Religion is only one of many characteristics that may be important in the search for a partner. As such it may be traded off for other desirable traits.1 Friends and family may also influence the choice of a partner. In some religious groups a marriage outside the faith may be forbidden or only allowed if the outsider converts or promises to raise any children from the marriage in the partner's religion. In very secular societies where religious identity is weak, religion may be viewed as a matter of indifference in the selection of a partner.2

This article uses data from the Census of Population and the 2002 Ethnic Diversity Survey (EDS) to examine the prevalence of interreligious conjugal unions and the social and demographic factors associated with their occurrence. The EDS is used to create models of the probability that a person in a couple is in an interreligious union where the impact of all other socio-demographic variables in the model is removed except the one being examined.

Interreligious unions refer to marriages and common-law unions where partners are from different broad religious groups. For example, if a husband is a Buddhist and the wife is a Roman Catholic, this union is considered to be interreligious because each partner is from a different broad religious group. However, unions between people of different denominations within the same broad religious group are not considered interreligious; for example, an Anglican/Presbyterian union is not interreligious as both partners are Protestants.

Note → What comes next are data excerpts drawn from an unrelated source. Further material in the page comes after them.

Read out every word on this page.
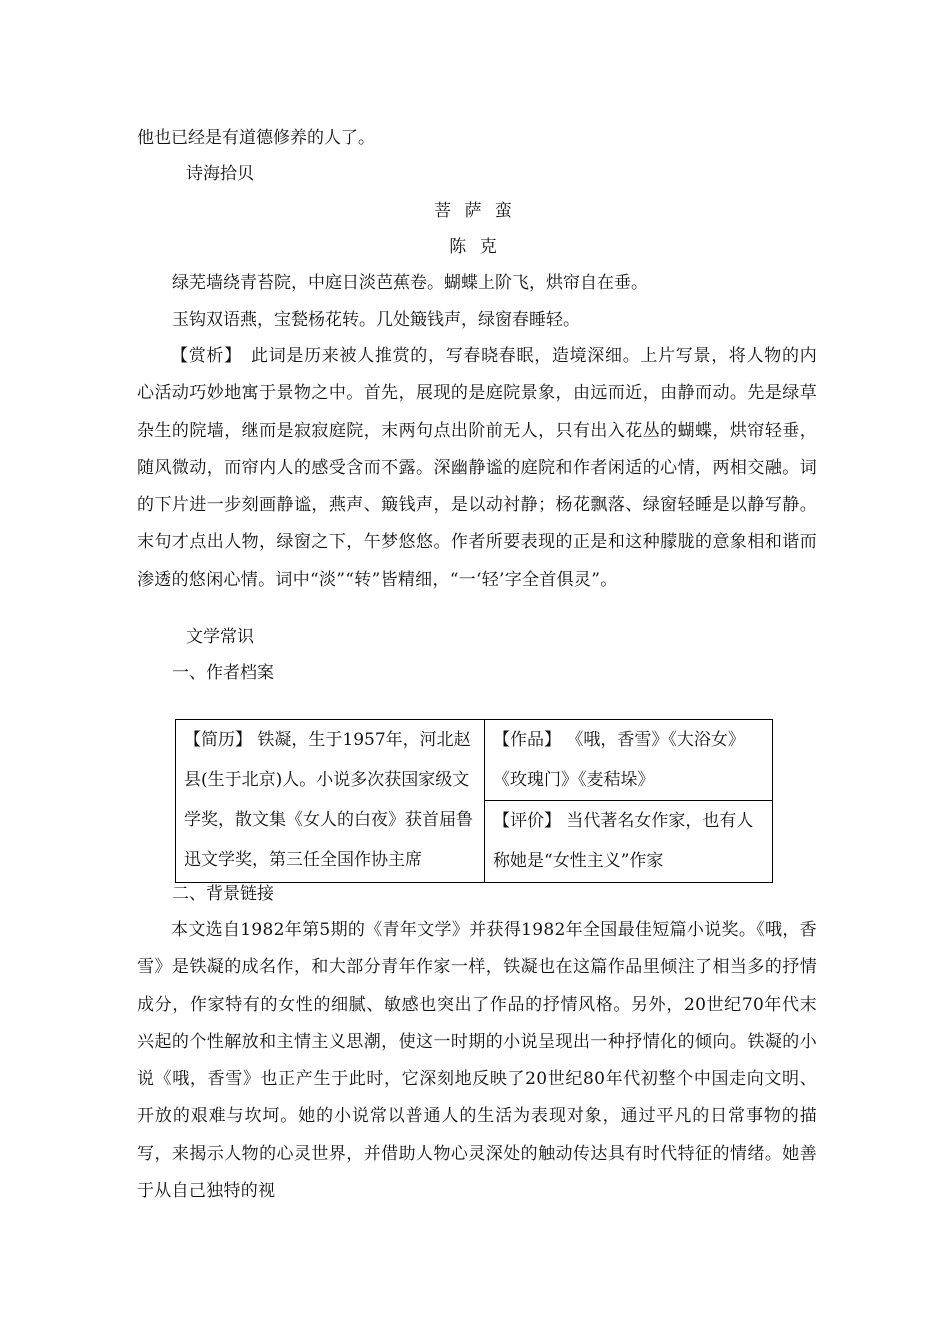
他也已经是有道德修养的人了。
诗海拾贝
菩 萨 蛮
陈 克
绿芜墙绕青苔院，中庭日淡芭蕉卷。蝴蝶上阶飞，烘帘自在垂。
玉钩双语燕，宝甃杨花转。几处簸钱声，绿窗春睡轻。
【赏析】　此词是历来被人推赏的，写春晓春眠，造境深细。上片写景，将人物的内心活动巧妙地寓于景物之中。首先，展现的是庭院景象，由远而近，由静而动。先是绿草杂生的院墙，继而是寂寂庭院，末两句点出阶前无人，只有出入花丛的蝴蝶，烘帘轻垂，随风微动，而帘内人的感受含而不露。深幽静谧的庭院和作者闲适的心情，两相交融。词的下片进一步刻画静谧，燕声、簸钱声，是以动衬静；杨花飘落、绿窗轻睡是以静写静。末句才点出人物，绿窗之下，午梦悠悠。作者所要表现的正是和这种朦胧的意象相和谐而渗透的悠闲心情。词中“淡”“转”皆精细，“一‘轻’字全首俱灵”。
文学常识
一、作者档案
【简历】 铁凝，生于1957年，河北赵县(生于北京)人。小说多次获国家级文学奖，散文集《女人的白夜》获首届鲁迅文学奖，第三任全国作协主席	【作品】 《哦，香雪》《大浴女》《玫瑰门》《麦秸垛》
【评价】 当代著名女作家，也有人称她是“女性主义”作家
二、背景链接
本文选自1982年第5期的《青年文学》并获得1982年全国最佳短篇小说奖。《哦，香雪》是铁凝的成名作，和大部分青年作家一样，铁凝也在这篇作品里倾注了相当多的抒情成分，作家特有的女性的细腻、敏感也突出了作品的抒情风格。另外，20世纪70年代末兴起的个性解放和主情主义思潮，使这一时期的小说呈现出一种抒情化的倾向。铁凝的小说《哦，香雪》也正产生于此时，它深刻地反映了20世纪80年代初整个中国走向文明、开放的艰难与坎坷。她的小说常以普通人的生活为表现对象，通过平凡的日常事物的描写，来揭示人物的心灵世界，并借助人物心灵深处的触动传达具有时代特征的情绪。她善于从自己独特的视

What you should know about this study
Nearly one in five Canadians in couples are in interreligious unions
What was once incongruous, now accepted
Conservative Protestants less likely to be in interreligious unions
More interreligious unions with "no religion" spouse
Sikhs, Muslims and Hindus least likely to be in interreligious unions
Orthodox Christians are more likely to be in interreligious unions
Interreligious unions increasing among the Jewish religious group
Young couples more likely to be interreligious
Home language makes a difference
Interreligious unions more likely for highly educated people of "other" religions
When co-religionists are scarce, interreligious unions more likely
Parents interreligious? Adult children more likely to be interreligious
Highly religious people less likely to be in interreligious unions
Summary

Nearly one in five Canadians are in interreligious unions

Given declining religious affiliation and increasing cultural diversity, the number of interreligious unions has increased in Canada. In 1981, 15% of people in couples were in an interreligious union. By 2001, interreligious unions had grown to 19% of couples: of the 14.1 million Canadians in couples, nearly 2.7 million had a partner from a different religious group.3 Despite the increase in interreligious unions, most Canadian couples are homogamous unions where both partners are from the same broad religious group.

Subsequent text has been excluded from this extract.